Wenn ein Tree in einem Wald umfällt und niemand ist da, macht er ein Geräusch? Als einer der vielen Bäume im Wald kann ich bestätigen: Ja, er macht sogar gewaltigen Lärm!
Lass Dir den Beitrag vorlesen:
Oliver Tree ist bekannt dafür, viel Unsinn zu verzapfen und als Fan ist es schwer auseinander zu halten, wo die Lüge aufhört und wo die Wahrheit beginnt. Ganz bewusst verschwimmt vieles mit der Kunstfigur von Oliver Tree Nick, wie er mit vollem Namen heißt. Von daher war es von Seiten des Publikums mehr als gerechtfertigt, die großartige Promotion seiner aktuellen Tour, nach dem gleichnamigen Album Alone In A Crowd, infrage zu stellen.
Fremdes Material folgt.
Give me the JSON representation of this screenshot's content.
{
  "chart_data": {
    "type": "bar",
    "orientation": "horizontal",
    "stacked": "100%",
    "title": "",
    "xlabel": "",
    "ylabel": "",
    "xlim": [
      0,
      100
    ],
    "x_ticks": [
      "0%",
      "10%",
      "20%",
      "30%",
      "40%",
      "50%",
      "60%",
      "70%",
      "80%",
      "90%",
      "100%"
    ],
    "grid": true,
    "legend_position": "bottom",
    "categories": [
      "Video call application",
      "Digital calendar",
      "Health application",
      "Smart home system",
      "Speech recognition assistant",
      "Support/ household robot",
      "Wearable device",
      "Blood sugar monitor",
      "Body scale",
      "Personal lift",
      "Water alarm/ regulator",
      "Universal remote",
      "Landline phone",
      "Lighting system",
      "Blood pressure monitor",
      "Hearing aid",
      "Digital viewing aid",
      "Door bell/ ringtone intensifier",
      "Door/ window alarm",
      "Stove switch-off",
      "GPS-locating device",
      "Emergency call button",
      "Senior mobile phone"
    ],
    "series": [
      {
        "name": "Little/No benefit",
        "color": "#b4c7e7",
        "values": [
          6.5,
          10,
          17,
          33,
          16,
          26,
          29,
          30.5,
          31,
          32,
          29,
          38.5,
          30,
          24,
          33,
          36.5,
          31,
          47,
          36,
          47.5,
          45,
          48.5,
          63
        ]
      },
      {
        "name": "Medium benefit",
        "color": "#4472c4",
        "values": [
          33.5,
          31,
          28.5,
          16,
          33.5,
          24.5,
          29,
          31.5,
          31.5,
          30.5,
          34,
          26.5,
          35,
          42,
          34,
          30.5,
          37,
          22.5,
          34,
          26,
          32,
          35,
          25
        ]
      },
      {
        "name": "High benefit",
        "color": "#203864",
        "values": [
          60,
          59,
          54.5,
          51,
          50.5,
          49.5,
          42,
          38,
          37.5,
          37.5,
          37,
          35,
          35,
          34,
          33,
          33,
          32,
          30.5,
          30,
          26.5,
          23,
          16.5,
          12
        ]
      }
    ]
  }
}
Denn großmäulig hat das alberne Großmaul angekündigt, seine letzte Tour sei eine sieben Jahre in Produktion gewesene, Millionen von Dollar verschluckende Multimedia-Installation, zum Teil Film, zum Teil Theater, zum Teil Konzert, mit Sketchen, live Scooter-Tricks, haufenweise Gästen und so weiter. Nun, wenngleich das auch bestimmt nicht seine letzte Tour war – so wie seine letzten zwei letzten Touren es auch nicht waren – der Rest war tatsächlich komplett korrekt: Dieses Konzert beinhaltete all diese Dinge! Und wir hatten lange nicht mehr so viel Spaß bei einem Live-Konzert.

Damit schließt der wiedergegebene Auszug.